Ma demeure est isolée. Ma femme de charge, mes abeilles et moi avons le domaine pour nous tout seuls. A une distance d’environ huit cents mètres, se dresse l’établissement d’enseignement réputé de Harold Stackhurst, Les Pignons, imposante propriété au sein de laquelle étudient de jeunes gens se destinant à diverses carrières, sous l’égide de leur équipe de professeurs. Stackhurst, son directeur, avait été de son temps un Blue renommé de Cambridge, et un brillant étudiant. Lui et moi nous liâmes d’amitié au premier jour de mon arrivée sur la côte, et notre camaraderie devint par la suite telle que nous n’hésitions pas à nous rendre l’un chez l’autre, au cours d’une soirée, sans en avoir au préalable reçu l’invitation.
Vers la fin du mois de juillet 1907, la Manche se trouva agitée d’une terrible tempête qui abattit furieusement les vagues contre les flancs des falaises et laissa un lagon à marée basse.
Au matin du jour où commence ce récit, le vent était tombé, et l’air était sain et frais. Il était impossible d’envisager travailler en cette journée qui s’annonçait délicieuse, et je sortis me promener avant l’heure du petit déjeuner afin de profiter de l’air exquis. J’empruntai le chemin de la falaise qui menait à la plage. Tout en marchant, je m’entendis appeler : Harold Stackhurst agitait ses bras dans ma direction en guise de bonjour.
« Quelle belle matinée, Monsieur Holmes ! J’étais sûr de vous trouver ici. »
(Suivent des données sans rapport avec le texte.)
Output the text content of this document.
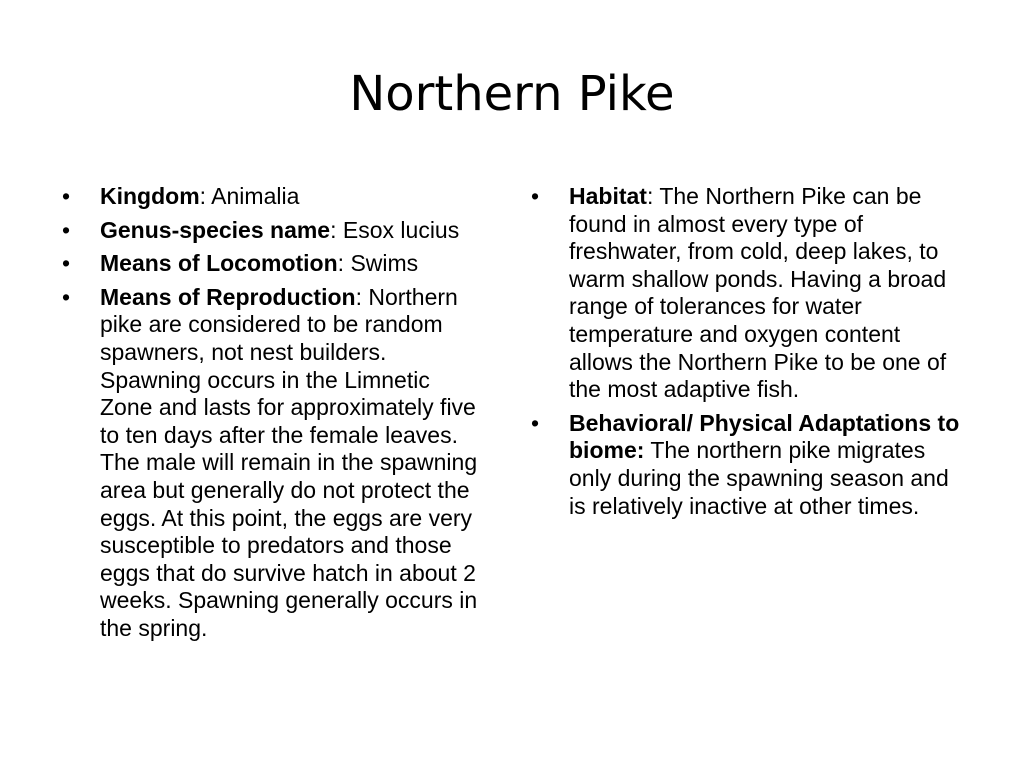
Northern Pike
• Kingdom: Animalia
• Genus-species name: Esox lucius
• Means of Locomotion: Swims
• Means of Reproduction: Northern pike are considered to be random spawners, not nest builders. Spawning occurs in the Limnetic Zone and lasts for approximately five to ten days after the female leaves. The male will remain in the spawning area but generally do not protect the eggs. At this point, the eggs are very susceptible to predators and those eggs that do survive hatch in about 2 weeks. Spawning generally occurs in the spring.
• Habitat: The Northern Pike can be found in almost every type of freshwater, from cold, deep lakes, to warm shallow ponds. Having a broad range of tolerances for water temperature and oxygen content allows the Northern Pike to be one of the most adaptive fish.
• Behavioral/ Physical Adaptations to biome: The northern pike migrates only during the spawning season and is relatively inactive at other times.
« Vous allez piquer une tête, à ce que je vois ? »
« Ah ! ah !, vos vieux réflexes ne vous abandonneront donc jamais », dit-il en riant et en portant la main à une poche de son pardessus renflée. « Oui, McPherson est sorti tôt, j’espérais le rencontrer ici. »
Fitzroy McPherson était le maître de sciences, un jeune homme de belle stature, dont l’existence se trouvait assombrie par une cardiopathie survenue à la suite d’une fièvre rhumatismale. Grand sportif en dépit de son handicap, il excellait dans tous les sports qui n’exigeaient pas d’efforts intenses et subits. Eté comme hiver il pratiquait la natation, et il m’était souvent arrivé de le rejoindre, étant moi-même nageur.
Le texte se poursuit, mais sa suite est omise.